Ever since Saturday’s publication of Eide’s interview with the Cyprus News Agency about what happened at the Conference on Cyprus – an equally revealing one appeared on Sunday in Politis – Christodoulides has been issuing announcements and making public comments, insisting that the government’s version of events was the only correct one. Eide was in effect a liar, because he had challenged the government’s version that Turkish intransigence was 100 per cent to blame for the failure of the conference. This was the official line and anyone who challenged it was labelled a fool or a traitor, serving Turkish interests.
In his interviews, Eide said very clearly that in testing the limits and red lines of each participant, the UN Seceretary-General Antonio Guterres established that Turkey, in the event of an overall agreement, would consent to an end to guarantees and right of intervention from day one. Contrary to what the government spokesman said yesterday, Anastasiades did not consider this a big success and insisted on a sunset clause for the troops, which Turkey’s foreign minister, Mevlut Cavusoglu, did not accept. Turkey proposed that a small number of troops (the strength of the Turkish contingent of 1960) would remain and its presence reviewed rather than terminated after 15 years.Having 650 Turkish troops, instead of 40,000, was a small compromise for an end to guarantees and the right of intervention, but Anastasiades insisted on his condition for zero troops which meant there could not an overall deal. This was the gist of what Eide said in his interviews and in his briefing of the UN Security Council last week, indicating that the government’s version of what happened was not entirely accurate.

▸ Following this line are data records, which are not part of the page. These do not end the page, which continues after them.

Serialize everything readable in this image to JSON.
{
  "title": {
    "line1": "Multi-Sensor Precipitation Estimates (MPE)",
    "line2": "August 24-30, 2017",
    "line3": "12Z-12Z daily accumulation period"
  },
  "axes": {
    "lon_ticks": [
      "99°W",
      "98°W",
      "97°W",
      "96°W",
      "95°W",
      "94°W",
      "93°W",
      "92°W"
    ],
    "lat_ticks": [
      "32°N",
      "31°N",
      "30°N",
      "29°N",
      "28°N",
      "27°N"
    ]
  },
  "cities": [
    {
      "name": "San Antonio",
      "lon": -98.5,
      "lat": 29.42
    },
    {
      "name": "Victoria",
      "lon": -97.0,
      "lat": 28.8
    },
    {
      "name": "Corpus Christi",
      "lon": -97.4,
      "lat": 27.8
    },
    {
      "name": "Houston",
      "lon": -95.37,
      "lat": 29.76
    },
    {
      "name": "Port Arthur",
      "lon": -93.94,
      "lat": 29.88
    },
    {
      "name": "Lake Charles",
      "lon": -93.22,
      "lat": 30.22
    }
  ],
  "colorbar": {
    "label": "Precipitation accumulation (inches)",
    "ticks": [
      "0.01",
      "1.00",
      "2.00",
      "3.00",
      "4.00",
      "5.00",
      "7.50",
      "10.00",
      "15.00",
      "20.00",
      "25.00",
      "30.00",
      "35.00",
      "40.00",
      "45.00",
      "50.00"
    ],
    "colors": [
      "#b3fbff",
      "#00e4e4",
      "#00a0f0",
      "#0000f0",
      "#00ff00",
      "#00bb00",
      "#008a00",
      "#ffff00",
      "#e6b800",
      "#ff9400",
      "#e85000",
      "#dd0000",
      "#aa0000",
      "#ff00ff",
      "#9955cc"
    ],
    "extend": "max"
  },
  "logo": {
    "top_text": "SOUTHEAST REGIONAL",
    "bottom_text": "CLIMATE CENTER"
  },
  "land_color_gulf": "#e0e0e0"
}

Aware that the government version would eventually be challenged, Anastasiades and Christodoulides took pre-emptive action, attempting to discredit both Guterres and Eide. We were told that Guterres misunderstood what Cavusoglu told him in their private meetings, that Eide was not prepared for the conference and he refused to acknowledge the big differences separating the sides, deluding himself that these could be bridged. The government message was that being so naïve and gullible, the UNSG and his special advisor were bound to give an incorrect version of what happened.
This was nothing compared to what the Greek foreign ministry said in response to Eide’s interviews. In a statement on Sunday it said Eide spoke like “someone who intends to resign from his post as UN mediator in view of the more satisfactory position of press spokesman of the Turkish government”.
Only people and governments that have no arguments to defend their position resort to insults.